Comment la programmation urbaine a-t-elle évoluée ces dernières années ?

Irène Sornein : Depuis quelques années, que ce soit en tant que bureau d’études ou qu’organisme de formation, nous observons du côté de la demande des maîtrises d’ouvrage, deux tendances favorables à la programmation urbaine. Tout d’abord, alors que jusqu’à présent cette compétence métier était souvent confondue avec la conception urbaine, elle s’en distingue de mieux en mieux aujourd’hui. Concrètement, les marchés de programmation urbaine, ou d’assistance à maîtrise d’ouvrage en programmation urbaine, sont plus nombreux.

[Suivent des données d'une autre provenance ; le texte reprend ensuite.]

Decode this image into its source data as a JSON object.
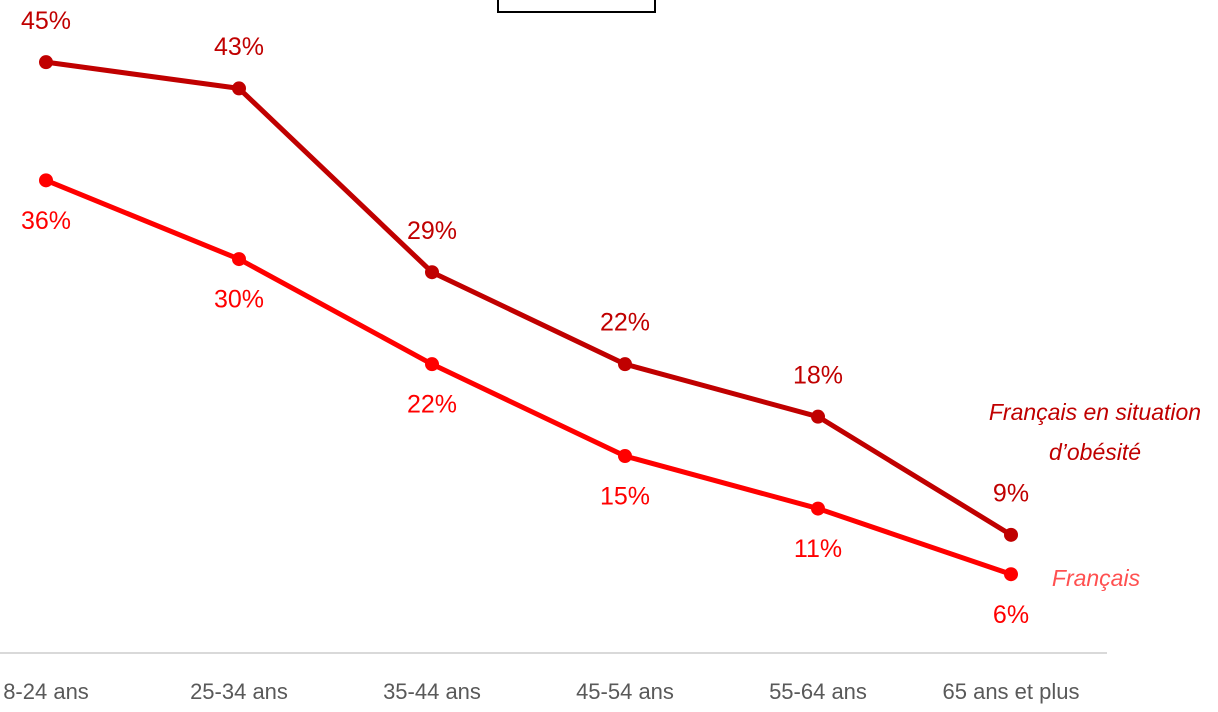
{
  "chart_data": {
    "type": "line",
    "categories": [
      "8-24 ans",
      "25-34 ans",
      "35-44 ans",
      "45-54 ans",
      "55-64 ans",
      "65 ans et plus"
    ],
    "series": [
      {
        "name": "Français en situation d’obésité",
        "color": "#c00000",
        "values": [
          45,
          43,
          29,
          22,
          18,
          9
        ],
        "value_labels": [
          "45%",
          "43%",
          "29%",
          "22%",
          "18%",
          "9%"
        ]
      },
      {
        "name": "Français",
        "color": "#ff0000",
        "values": [
          36,
          30,
          22,
          15,
          11,
          6
        ],
        "value_labels": [
          "36%",
          "30%",
          "22%",
          "15%",
          "11%",
          "6%"
        ]
      }
    ],
    "ylim": [
      0,
      50
    ]
  }
}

D’autre part, la programmation urbaine tend vers une approche plus inclusive et plus collaborative. La définition quantitative des contenus du projet reste au cœur du métier de programmiste urbain, mais désormais, ce travail doit avant tout être porté par une démarche partenariale, pilotée par la maîtrise d’ouvrage. La concertation au sens large, des habitants mais aussi de l’ensemble des partenaires publics et privés de l’opération urbaine, va ainsi prendre plus de place dans les missions des programmistes.

Nous sommes particulièrement sensibles à ces évolutions, même si elles sont encore tenues, car elles participent au renouveau positif des pratiques de projet urbain via la démarche de programmation urbaine. Un renouveau que nous défendons.

La qualification OPQTECC « Programmation urbaine » retranscrit bien cette multi-dimensionnalité du métier. Elle prend en compte aussi bien les prospectives pré-opérationnelles (diagnostic territorial…) que la démarche d’accompagnement du projet urbain qui consiste à concevoir et animer un processus de projet.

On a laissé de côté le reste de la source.